Barry cupped her chin in his hand and tilted her face up toward his. It was the first time he had touched her. “You know that’s not the reason, Claire.”
The sudden blush and the lowered eyelids were already familiar. And inexpressibly dear. “Is it not?”
“No.”
“I’d best kiss you good-bye, then,” she said. Standing on tiptoe, she brushed his cheek with her lips.
BARRY made his way to the farm with a light heart, hitching rides most of the time, but walking in b
etween. His feet not touching the ground. He could not say if it rained or the sun shone. He whistled, he hummed. He even touched his cap to a passing garda patrol car.
The United Irishman was waiting for him when he got home. A veritable blizzard of notes fell out when he riffled through the pages.

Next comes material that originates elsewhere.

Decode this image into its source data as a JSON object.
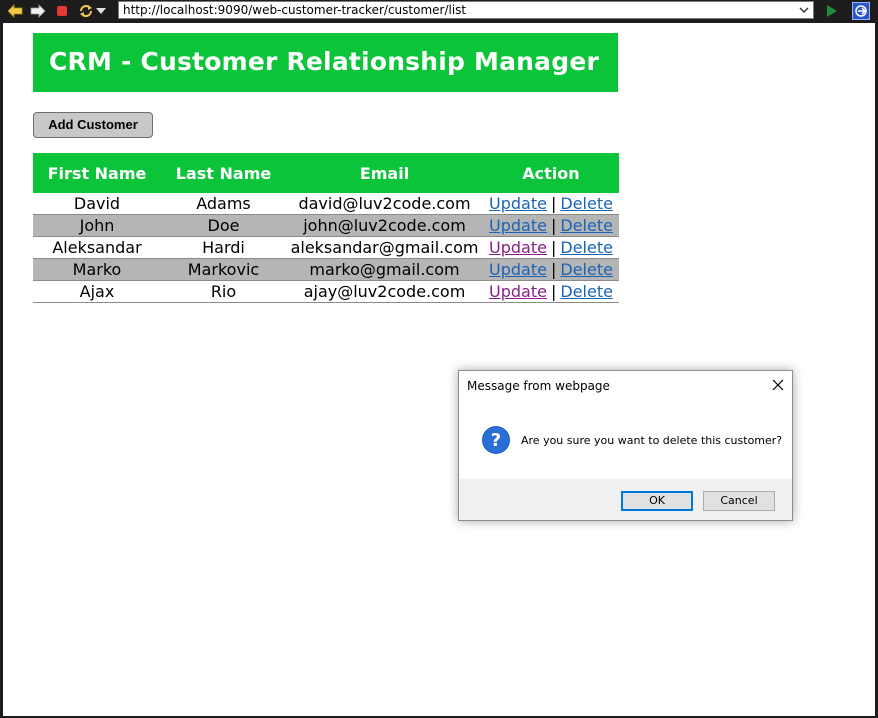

Barry spent the evening composing a letter to Claire. Revising, crossing out, starting again. And again. The words simply would not come right. He sounded either too stiff or, when he went the other way, too soppy. Before he settled on a final draft the floor was littered with paper snowballs.
“My very dear Claire,
“I’m sorry to tell you that I can’t come back to Athlone right away. For the next few weeks I shall be fully occupied with business.” He did not specify the nature of the business. “I hope you’re as disappointed as I am. Just know that you are very much in my thoughts, and you will see me again soon. In the meantime we can write to each other. No matter where I am, my postal address will be the farm.”
He was eager to receive a letter from her. Perhaps on paper Claire would be able to express feelings she had been too shy to say to his face.
I wonder what sort of letters Síle wrote to Ned Halloran.
That night Barry dreamed not of Claire but of a woman with slanted eyes and a voluptuous mouth.
ON active service somewhere in Northern Ireland, Barry Halloran caught himself looking at his hands. Really looking at them. He always watched his hands when he was working with explosives, aware that the slightest mistake could be fatal, but now he observed them as if for the first time. Long, nimble fingers bent a tiny wire and fitted it into place with a precision that bordered on artistry. Those fingers could accomplish anything he chose. With training they could even design buildings.
Instead …
“Do you have any idea what a bomb can do?” Ursula had asked.